Das Kausalgesetz gilt also immer und absolut, weil die menschliche Vernunft alles, was geschieht, als Verhältnis von Ursache und Wirkung betrachtet. Es ist also Bestandteil der menschlichen Vernunft und gilt deshalb immer, weil es der Mensch als Teil seines Bewusstseins in sich trägt.

Kant schlug Kategorien des Denkens vor, die unsere Art der Wirklichkeitserfassung strukturieren. Die Notwendigkeit und Möglichkeit der „Herleitung“ von Kategorien beruht auf der Behauptung, der Mensch könne zu synthetischen Urteilen a priori gelangen. Die Kategorien waren eine Art von grundlegendem Begriffsapparat, um Sinn in die Welt zu bringen. Ohne diese kategorischen Denkformen würden wir kein Gegenstandsbewusstsein haben. Unser Bewusstsein würde nur ein „Gewühl von Empfindungen“ umfassen, „weniger als ein Traum sein.“

Er meinte, dass es insgesamt zwölf solche Kategorien gibt: Einheit, Vielheit, Allheit, Realität, Negation, Limitation (Einschränkung), Inhärenz (Substanz, Ding), Kausalität (Ursache- Wirkung), Gemeinschaft, Möglichkeit, Dasein und Notwendigkeit. Als Merkmal dieser Kategorien gilt jedoch, dass sie für sich genommen keine Erkenntnis bilden, sondern dass sie auf die Anschauung (Sinnlichkeit) angewiesen bleiben, wenn sie in unseren Erfahrungssätzen zu recht verwendet werden sollen. Unser „Ich“ schematisiert die Formen der Anschauung und die reinen Verstandesbegriffe und erst die schematisierten Kategorien finden Anwendung auf das Sinnesmaterial. 6

Diese Formen nennt Kant transzendentale7 Formen, weil sie jeder Erfahrung vorausgesetzt sind und so das rein empirische Sinnesmaterial überschreiten.
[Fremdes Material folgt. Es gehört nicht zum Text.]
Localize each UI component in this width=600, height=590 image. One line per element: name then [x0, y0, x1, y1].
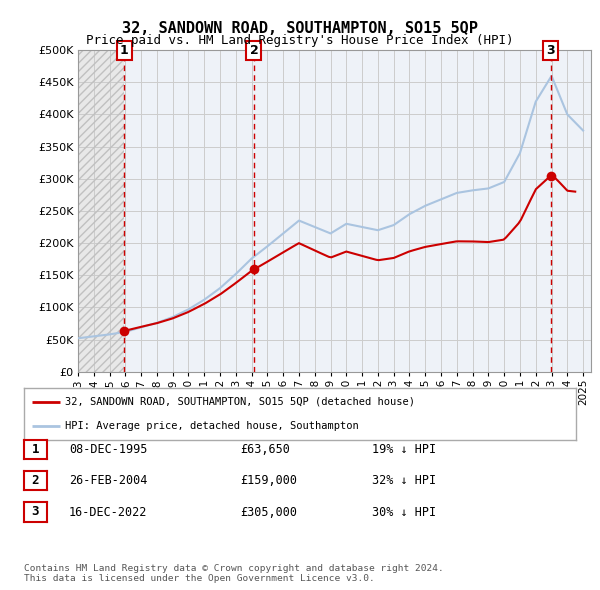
Text: 19% ↓ HPI: 19% ↓ HPI — [372, 443, 436, 456]
Text: Contains HM Land Registry data © Crown copyright and database right 2024.
This d: Contains HM Land Registry data © Crown c… — [24, 563, 444, 583]
Text: 32, SANDOWN ROAD, SOUTHAMPTON, SO15 5QP: 32, SANDOWN ROAD, SOUTHAMPTON, SO15 5QP — [122, 21, 478, 35]
Text: £305,000: £305,000 — [240, 506, 297, 519]
Text: 08-DEC-1995: 08-DEC-1995 — [69, 443, 148, 456]
Bar — [78, 50, 124, 372]
Text: 16-DEC-2022: 16-DEC-2022 — [69, 506, 148, 519]
Text: 32% ↓ HPI: 32% ↓ HPI — [372, 474, 436, 487]
Text: £159,000: £159,000 — [240, 474, 297, 487]
Text: 3: 3 — [547, 44, 555, 57]
Text: 1: 1 — [120, 44, 128, 57]
Text: 1: 1 — [32, 442, 39, 456]
Text: 26-FEB-2004: 26-FEB-2004 — [69, 474, 148, 487]
Text: 30% ↓ HPI: 30% ↓ HPI — [372, 506, 436, 519]
Text: 2: 2 — [32, 474, 39, 487]
Text: 2: 2 — [250, 44, 259, 57]
Text: 32, SANDOWN ROAD, SOUTHAMPTON, SO15 5QP (detached house): 32, SANDOWN ROAD, SOUTHAMPTON, SO15 5QP … — [65, 396, 415, 407]
Text: Price paid vs. HM Land Registry's House Price Index (HPI): Price paid vs. HM Land Registry's House … — [86, 34, 514, 47]
Text: £63,650: £63,650 — [240, 443, 290, 456]
Text: HPI: Average price, detached house, Southampton: HPI: Average price, detached house, Sout… — [65, 421, 359, 431]
Text: 3: 3 — [32, 505, 39, 519]
Bar — [78, 50, 124, 372]
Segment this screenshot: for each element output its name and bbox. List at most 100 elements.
Demnach werden die Empfindungen des Menschen zunächst durch die beiden Anschauungsformen Raum und Zeit vorgeformt und schließlich werden aus den Anschauungen mit Hilfe der zwölf Kategorien die Begriffe und Urteile gebildet. Die Abhängigkeit von der Erfahrung, die für Kant eine wesentliche Rolle spielt, zeigt sich dann auch in dem bekannten Zitat: „Anschauungen ohne Begriffe sind blind, Begriffe ohne Anschauungen sind leer.“

IV Was soll ich tun? - Kants Moralphilosophie

Die moralischen Prinzipien, die den Menschen in seinen Handlungen geleiten, entspringen laut Kant allein dem reinen Denken. Er geht davon aus, dass jeder Mensch sehr wohl wisse, was richtig und was falsch sei. So gilt die Fähigkeit, zwischen Recht und Unrecht zu unterscheiden ebenso als angeboren wie alle anderen Eigenschaften der Vernunft. Die traditionelle Moralphilosophie hat, so Kant, den Fehler begangen, die Moral auf Bedürfnisse, Wünsche oder Neigungen gründen zu wollen. Der Konflikt besteht allerdings darin, dass Bedürfnisse und Wünsche individuell sind, sich also von Mensch zu Mensch unterscheiden können. Deshalb könnte das Resultat daraus sein, dass etwas, was für den einen moralisch ist, für den anderen hingegen unmoralisch ist. Es müsste eine notwendige und allgemeingültige Moral geben, die von menschlichen Wünschen und Neigungen unabhängig sein soll. Nur wenn sie allgemeinen Gesetzen folgt, die ihren Grund in der reinen Vernunft haben, könne von Moral die Rede sein. “Moralität entspringt der Autonomie, der freie Wille des Menschen wird durch die Gesetze der Vernunft bestimmt...“ Moralität als Autonomie heißt, so Otfried Höffe, sich seine Bedürfnisse und gesellschaftlichen Abhängigkeiten einzugestehen, sie sogar zu bejahen und sie doch nicht als letzten Bestimmungsgrund des Lebens zuzulassen. „Autonomie bedeutet, mehr als ein bloßes Bedürfnis- und Gesellschaftswesen zu sein und in dem Mehr... zu seinem eigentlichen Selbst zu finden, dem moralischen Wesen, der reinen praktischen Vernunft.“ Der autonome Wille ist somit die Selbstgesetzgebung des Menschen.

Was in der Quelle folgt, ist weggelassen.